A limitation of the current study is the fact that each of the behaviours (restriction, binging, purging and overexercising) were only measured with a single question, which may not adequately capture the complexity of these behaviours. In order to minimise participant fatigue, only the coping mode subscales of the SMI were included in this study. Moreover, the current study also re-included the Perfectionistic Overcontroller coping mode, despite it being excluded from the original SMI. Both of these issues may affect the reliability of the results. However, the fact that this emerged as an important mode in this study provides further support for future research to use the recently designed specialised SMI for EDs (SMI-ED), which has been validated with this population (Simpson S, Pietrabissa G, Rossi A, Frahn T, Manzoni M, Munro C, Nesci J, Castelnuovo G. Factorial Structure of the Schema Mode Inventory for Eating Disorders in a Clinical Sample, in preparation). Further, all data was gathered via self-report, which is subject to bias. While the cross-sectional nature of the study does not allow for causal attributions to be made, and perceptions of parenting styles are subjective, the current study nevertheless provides evidence that dysfunctional coping modes play a key role in the relationship between perceived negative parenting and ED psychopathology.

Conclusions

Our findings suggest that Overcompensatory, Avoidant and Surrender coping mechanisms all appear to play a role in the maintenance of eating disorder symptoms, and that there are multiple complex relationships between these and EMS that warrant further investigation.

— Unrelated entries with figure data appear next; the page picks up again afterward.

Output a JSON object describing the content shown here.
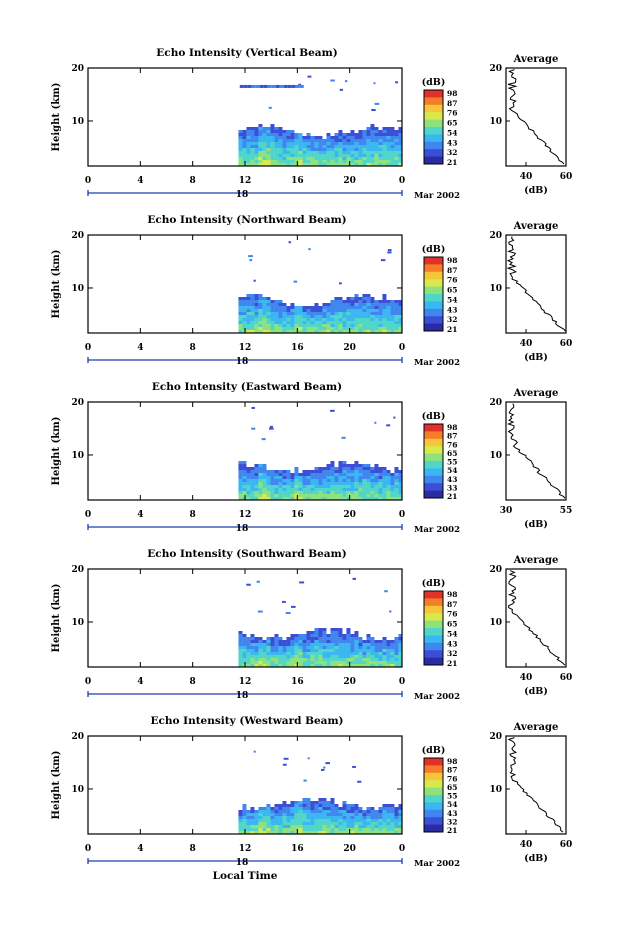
{
  "figure": {
    "xlabel": "Local Time",
    "date_label": "Mar 2002",
    "day_label": "18",
    "avg_title": "Average",
    "avg_xlabel": "(dB)",
    "colorbar_title": "(dB)"
  },
  "chart_data": [
    {
      "type": "heatmap",
      "title": "Echo Intensity (Vertical Beam)",
      "ylabel": "Height (km)",
      "xlim": [
        0,
        24
      ],
      "ylim": [
        1.5,
        20
      ],
      "xticks": [
        "0",
        "4",
        "8",
        "12",
        "16",
        "20",
        "0"
      ],
      "yticks": [
        "10",
        "20"
      ],
      "colorbar_ticks": [
        "98",
        "87",
        "76",
        "65",
        "54",
        "43",
        "32",
        "21"
      ],
      "data_start_hour": 11.5,
      "cloud_top_km": 8.5,
      "profile": {
        "xlim": [
          30,
          60
        ],
        "xticks": [
          "40",
          "60"
        ],
        "yticks": [
          "10",
          "20"
        ],
        "ylim": [
          1.5,
          20
        ]
      }
    },
    {
      "type": "heatmap",
      "title": "Echo Intensity (Northward Beam)",
      "ylabel": "Height (km)",
      "xlim": [
        0,
        24
      ],
      "ylim": [
        1.5,
        20
      ],
      "xticks": [
        "0",
        "4",
        "8",
        "12",
        "16",
        "20",
        "0"
      ],
      "yticks": [
        "10",
        "20"
      ],
      "colorbar_ticks": [
        "98",
        "87",
        "76",
        "65",
        "54",
        "43",
        "32",
        "21"
      ],
      "data_start_hour": 11.5,
      "cloud_top_km": 8.0,
      "profile": {
        "xlim": [
          30,
          60
        ],
        "xticks": [
          "40",
          "60"
        ],
        "yticks": [
          "10",
          "20"
        ],
        "ylim": [
          1.5,
          20
        ]
      }
    },
    {
      "type": "heatmap",
      "title": "Echo Intensity (Eastward Beam)",
      "ylabel": "Height (km)",
      "xlim": [
        0,
        24
      ],
      "ylim": [
        1.5,
        20
      ],
      "xticks": [
        "0",
        "4",
        "8",
        "12",
        "16",
        "20",
        "0"
      ],
      "yticks": [
        "10",
        "20"
      ],
      "colorbar_ticks": [
        "98",
        "87",
        "76",
        "65",
        "55",
        "54",
        "43",
        "33",
        "21"
      ],
      "data_start_hour": 11.5,
      "cloud_top_km": 8.0,
      "profile": {
        "xlim": [
          30,
          55
        ],
        "xticks": [
          "30",
          "55"
        ],
        "yticks": [
          "10",
          "20"
        ],
        "ylim": [
          1.5,
          20
        ]
      }
    },
    {
      "type": "heatmap",
      "title": "Echo Intensity (Southward Beam)",
      "ylabel": "Height (km)",
      "xlim": [
        0,
        24
      ],
      "ylim": [
        1.5,
        20
      ],
      "xticks": [
        "0",
        "4",
        "8",
        "12",
        "16",
        "20",
        "0"
      ],
      "yticks": [
        "10",
        "20"
      ],
      "colorbar_ticks": [
        "98",
        "87",
        "76",
        "65",
        "54",
        "43",
        "32",
        "21"
      ],
      "data_start_hour": 11.5,
      "cloud_top_km": 8.0,
      "profile": {
        "xlim": [
          30,
          60
        ],
        "xticks": [
          "40",
          "60"
        ],
        "yticks": [
          "10",
          "20"
        ],
        "ylim": [
          1.5,
          20
        ]
      }
    },
    {
      "type": "heatmap",
      "title": "Echo Intensity (Westward Beam)",
      "ylabel": "Height (km)",
      "xlim": [
        0,
        24
      ],
      "ylim": [
        1.5,
        20
      ],
      "xticks": [
        "0",
        "4",
        "8",
        "12",
        "16",
        "20",
        "0"
      ],
      "yticks": [
        "10",
        "20"
      ],
      "colorbar_ticks": [
        "98",
        "87",
        "76",
        "65",
        "55",
        "54",
        "43",
        "32",
        "21"
      ],
      "data_start_hour": 11.5,
      "cloud_top_km": 7.5,
      "profile": {
        "xlim": [
          30,
          60
        ],
        "xticks": [
          "40",
          "60"
        ],
        "yticks": [
          "10",
          "20"
        ],
        "ylim": [
          1.5,
          20
        ]
      }
    }
  ],
  "colors": {
    "colormap": [
      "#2b2ba3",
      "#3a4fd6",
      "#3f86f0",
      "#39b7f2",
      "#4fd6c8",
      "#8de27e",
      "#d8e94c",
      "#f6c53a",
      "#f57d2a",
      "#e0322a"
    ],
    "axis": "#000000",
    "day_bar": "#1a3fb0"
  }
}
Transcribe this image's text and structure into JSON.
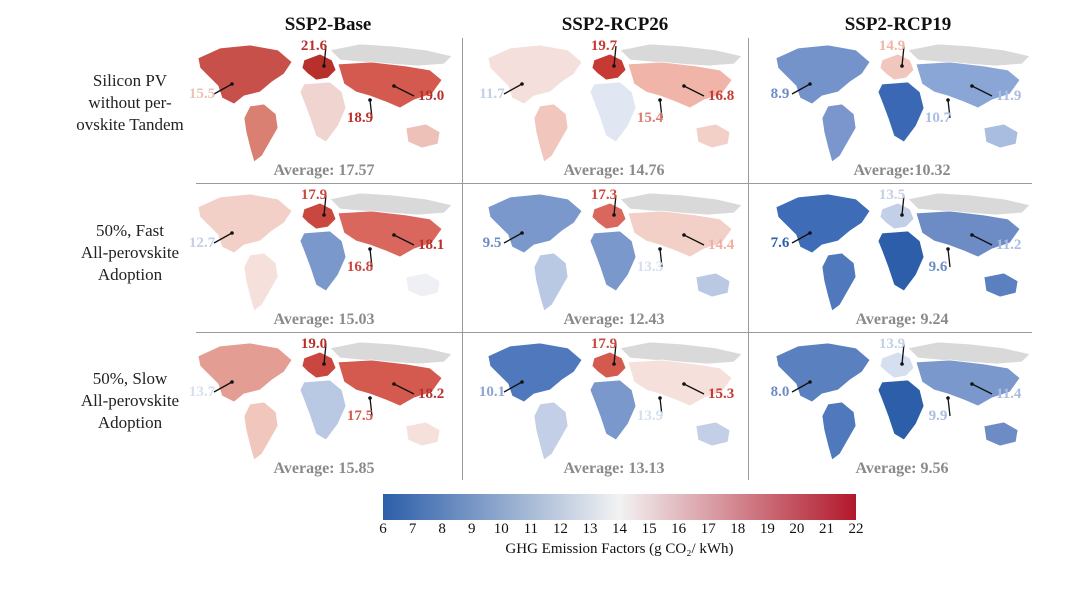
{
  "columns": [
    "SSP2-Base",
    "SSP2-RCP26",
    "SSP2-RCP19"
  ],
  "rows": [
    [
      "Silicon PV",
      "without per-",
      "ovskite Tandem"
    ],
    [
      "50%, Fast",
      "All-perovskite",
      "Adoption"
    ],
    [
      "50%, Slow",
      "All-perovskite",
      "Adoption"
    ]
  ],
  "panels": [
    {
      "average": "Average: 17.57",
      "colors": {
        "na": "#c8504a",
        "sa": "#d98073",
        "eu": "#b8302c",
        "af": "#f0d4cf",
        "as": "#d45a4f",
        "oc": "#eec1b8",
        "ru": "#d9d9d9"
      },
      "labels": [
        {
          "text": "21.6",
          "color": "#b8302c",
          "pos": "eu-top"
        },
        {
          "text": "15.5",
          "color": "#eec1b8",
          "pos": "left"
        },
        {
          "text": "19.0",
          "color": "#b8302c",
          "pos": "right"
        },
        {
          "text": "18.9",
          "color": "#b8302c",
          "pos": "bottom"
        }
      ]
    },
    {
      "average": "Average: 14.76",
      "colors": {
        "na": "#f5dfdc",
        "sa": "#f0c6bd",
        "eu": "#c63a33",
        "af": "#e0e6f2",
        "as": "#f0b5a8",
        "oc": "#f2d0c8",
        "ru": "#d9d9d9"
      },
      "labels": [
        {
          "text": "19.7",
          "color": "#c63a33",
          "pos": "eu-top"
        },
        {
          "text": "11.7",
          "color": "#c2cfe6",
          "pos": "left"
        },
        {
          "text": "16.8",
          "color": "#c63a33",
          "pos": "right"
        },
        {
          "text": "15.4",
          "color": "#d98073",
          "pos": "bottom"
        }
      ]
    },
    {
      "average": "Average:10.32",
      "colors": {
        "na": "#7593cb",
        "sa": "#7a96cc",
        "eu": "#f0c6bd",
        "af": "#3a68b5",
        "as": "#8aa6d6",
        "oc": "#a9bde0",
        "ru": "#d9d9d9"
      },
      "labels": [
        {
          "text": "14.9",
          "color": "#f0b5a8",
          "pos": "eu-top"
        },
        {
          "text": "8.9",
          "color": "#6d8bc5",
          "pos": "left"
        },
        {
          "text": "11.9",
          "color": "#a9bde0",
          "pos": "right"
        },
        {
          "text": "10.7",
          "color": "#a9bde0",
          "pos": "bottom"
        }
      ]
    },
    {
      "average": "Average: 15.03",
      "colors": {
        "na": "#f2d0c8",
        "sa": "#f5e0dc",
        "eu": "#c9473f",
        "af": "#7b98cd",
        "as": "#d9675d",
        "oc": "#eef0f5",
        "ru": "#d9d9d9"
      },
      "labels": [
        {
          "text": "17.9",
          "color": "#c9473f",
          "pos": "eu-top"
        },
        {
          "text": "12.7",
          "color": "#c2cfe6",
          "pos": "left"
        },
        {
          "text": "18.1",
          "color": "#b8302c",
          "pos": "right"
        },
        {
          "text": "16.8",
          "color": "#c9473f",
          "pos": "bottom"
        }
      ]
    },
    {
      "average": "Average: 12.43",
      "colors": {
        "na": "#7b98cd",
        "sa": "#b9c9e4",
        "eu": "#d9675d",
        "af": "#7b98cd",
        "as": "#f2d0c8",
        "oc": "#b9c9e4",
        "ru": "#d9d9d9"
      },
      "labels": [
        {
          "text": "17.3",
          "color": "#c9473f",
          "pos": "eu-top"
        },
        {
          "text": "9.5",
          "color": "#6d8bc5",
          "pos": "left"
        },
        {
          "text": "14.4",
          "color": "#eeb0a3",
          "pos": "right"
        },
        {
          "text": "13.3",
          "color": "#d6dff0",
          "pos": "bottom"
        }
      ]
    },
    {
      "average": "Average: 9.24",
      "colors": {
        "na": "#3f6cb7",
        "sa": "#4f78bd",
        "eu": "#c2cfe6",
        "af": "#2c5ea9",
        "as": "#6d8bc5",
        "oc": "#5a80c0",
        "ru": "#d9d9d9"
      },
      "labels": [
        {
          "text": "13.5",
          "color": "#c2cfe6",
          "pos": "eu-top"
        },
        {
          "text": "7.6",
          "color": "#2c5ea9",
          "pos": "left"
        },
        {
          "text": "11.2",
          "color": "#a9bde0",
          "pos": "right"
        },
        {
          "text": "9.6",
          "color": "#6d8bc5",
          "pos": "bottom"
        }
      ]
    },
    {
      "average": "Average: 15.85",
      "colors": {
        "na": "#e39d92",
        "sa": "#f0c6bd",
        "eu": "#c9473f",
        "af": "#b9c9e4",
        "as": "#d45a4f",
        "oc": "#f5e0dc",
        "ru": "#d9d9d9"
      },
      "labels": [
        {
          "text": "19.0",
          "color": "#b8302c",
          "pos": "eu-top"
        },
        {
          "text": "13.7",
          "color": "#d6dff0",
          "pos": "left"
        },
        {
          "text": "18.2",
          "color": "#b8302c",
          "pos": "right"
        },
        {
          "text": "17.5",
          "color": "#d45a4f",
          "pos": "bottom"
        }
      ]
    },
    {
      "average": "Average: 13.13",
      "colors": {
        "na": "#4f78bd",
        "sa": "#c2cfe6",
        "eu": "#d45a4f",
        "af": "#7b98cd",
        "as": "#f5e0dc",
        "oc": "#c2cfe6",
        "ru": "#d9d9d9"
      },
      "labels": [
        {
          "text": "17.9",
          "color": "#c9473f",
          "pos": "eu-top"
        },
        {
          "text": "10.1",
          "color": "#8aa6d6",
          "pos": "left"
        },
        {
          "text": "15.3",
          "color": "#c63a33",
          "pos": "right"
        },
        {
          "text": "13.9",
          "color": "#d6dff0",
          "pos": "bottom"
        }
      ]
    },
    {
      "average": "Average: 9.56",
      "colors": {
        "na": "#5a80c0",
        "sa": "#4f78bd",
        "eu": "#d6dff0",
        "af": "#2c5ea9",
        "as": "#7b98cd",
        "oc": "#6d8bc5",
        "ru": "#d9d9d9"
      },
      "labels": [
        {
          "text": "13.9",
          "color": "#c2cfe6",
          "pos": "eu-top"
        },
        {
          "text": "8.0",
          "color": "#6d8bc5",
          "pos": "left"
        },
        {
          "text": "11.4",
          "color": "#a9bde0",
          "pos": "right"
        },
        {
          "text": "9.9",
          "color": "#a9bde0",
          "pos": "bottom"
        }
      ]
    }
  ],
  "colorbar": {
    "ticks": [
      "6",
      "7",
      "8",
      "9",
      "10",
      "11",
      "12",
      "13",
      "14",
      "15",
      "16",
      "17",
      "18",
      "19",
      "20",
      "21",
      "22"
    ],
    "label": "GHG Emission Factors (g CO₂/ kWh)",
    "low_color": "#2c5ea9",
    "mid_color": "#f2f2f2",
    "high_color": "#b2182b"
  }
}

This highlights the importance of early experiences and the potential role of early interventions for younger clients and their families as key to circumvent the development of EMS and dysfunctional coping modes that may lead to ED symptom development. The multitude of significant pathways between particular parenting styles, coping modes and restricting, bingeing and compensatory behaviour also highlight the complexity of ED psychopathology, including the way in which ED behaviours can fulfil multiple functions. This underlines the need to move beyond one-size-fits-all treatment approaches to more individualised approaches that can identify and work with the [historical] functional aspect of ED behaviours linked to coping modes, whilst highlighting their self-sabotaging role in the present. Schema Therapy facilitates the development of more effective and adaptive coping behaviours that directly focus on meeting emotional needs, whilst reducing reliance on ED coping behaviours. Future research that replicates the current findings, as well as research into the efficacy of schema-mode therapy for treating ED behaviours, is now warranted.